As medidas de controle de custos estabelecidas pelos clubes da liga vinculam os aumentos na folha salarial do time ao crescimento de sua receita comercial. Que o Arsenal não tenha conseguido elevar a receita significa que não tem condição de aumentar muito seus gastos.

Nada disso, porém, explica por que todos os clubes foram tão parcimoniosos, tão estranhamente cautelosos.

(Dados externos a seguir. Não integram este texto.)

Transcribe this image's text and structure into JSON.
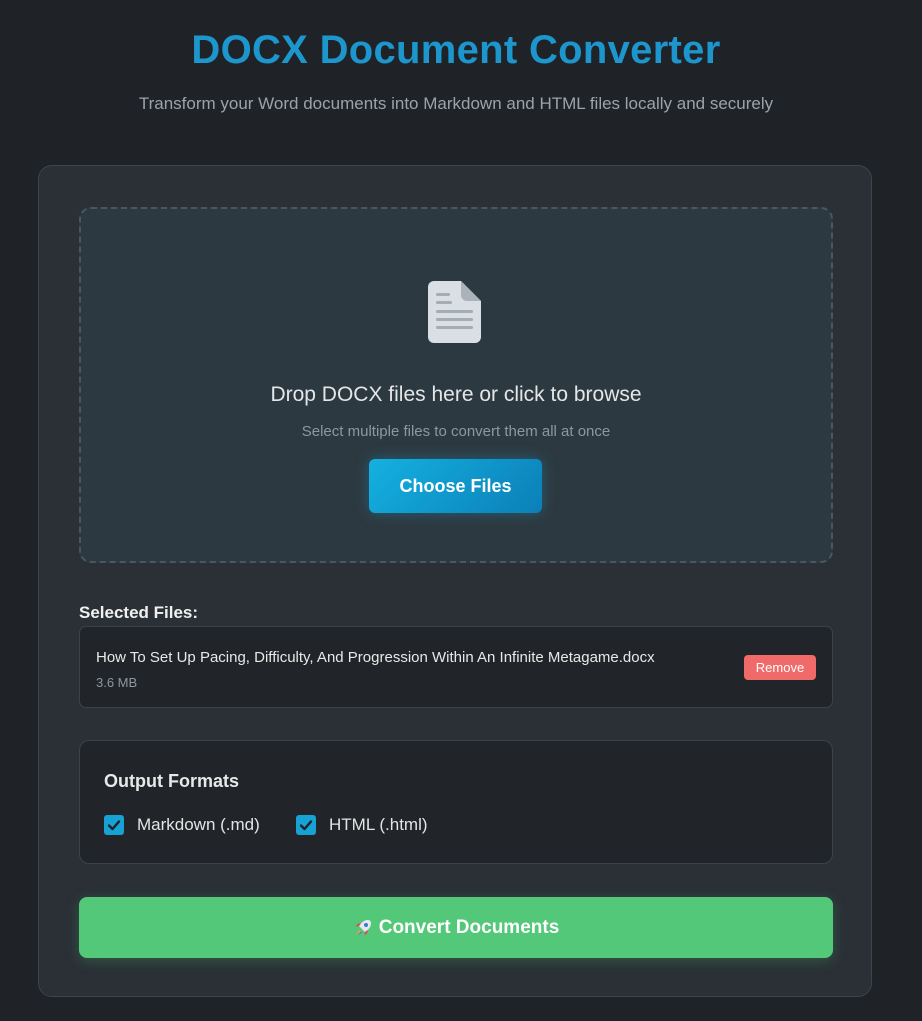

Mas a tendência se generalizou a ponto de indicar que houve uma mudança mais fundamental, que os clubes ingleses deixaram de suspeitar que estão sendo ludibriados e agora têm certeza disso, e estão determinados a acabar com a prática.

Alex Ferguson, ex-técnico do Manchester United, em jogo da equipe em 2013
Alex Ferguson, ex-técnico do Manchester United, em jogo da equipe em 2013 - Phil Noble - 12.may.13/Reuters

Por muitos anos, a Inglaterra foi o último baluarte de resistência à ideia de que o recrutamento de jogadores deveria ser comandado não pelo treinador do clube, mas por um diretor esportivo. A indicação de alguém para esse posto solaparia a autoridade do homem encarregado de escalar o time. Em um país que endeusou treinadores como Matt Busby, Alex Ferguson e Brian Clough, a posição do técnico deveria ser inviolável.

Isso deixou de ser verdade. Dos clubes de elite, apenas o Manchester United não conta com um diretor de futebol, mas está procurando alguém para o posto. Fora de Old Trafford, a maioria dos clubes apontou um profissional ou uma equipe para avaliar dados, compilar relatórios de "scouting" sobre possíveis contratações e "ajudar" —usemos um eufemismo— o treinador no recrutamento. A época em que um treinador podia contratar jogadores por capricho acabou.

O sistema não é perfeito, mas foi projetado para impedir que um clube precise recorrer a contratações de último minuto e apostas desesperadas. O sistema é estruturado para tornar os clubes menos perdulários e mais eficientes. O corolário é que atrai treinadores mais acostumados a trabalhar com o elenco que têm, ou que lhes foi dado, em lugar de exigir que o clube gaste dinheiro para resolver problemas que o treinador não conseguiu solucionar.

E esse é o efeito: algumas poucas transações nada espetaculares, jogadores trazidos para atender a necessidades específicas, e não para satisfazer a desejos mal explicados, ao longo de um mês que não fez por merecer a pompa e cerimônia infantis e cômicas que a Inglaterra costuma reservar para a janela de transferências.

Um janeiro chato não é causa de preocupação. Não é sinal de falta de ambição, mas um símbolo de uma liga que está se tornando um pouco mais esperta e que enfim começa a pensar com a cabeça e não com o bolso.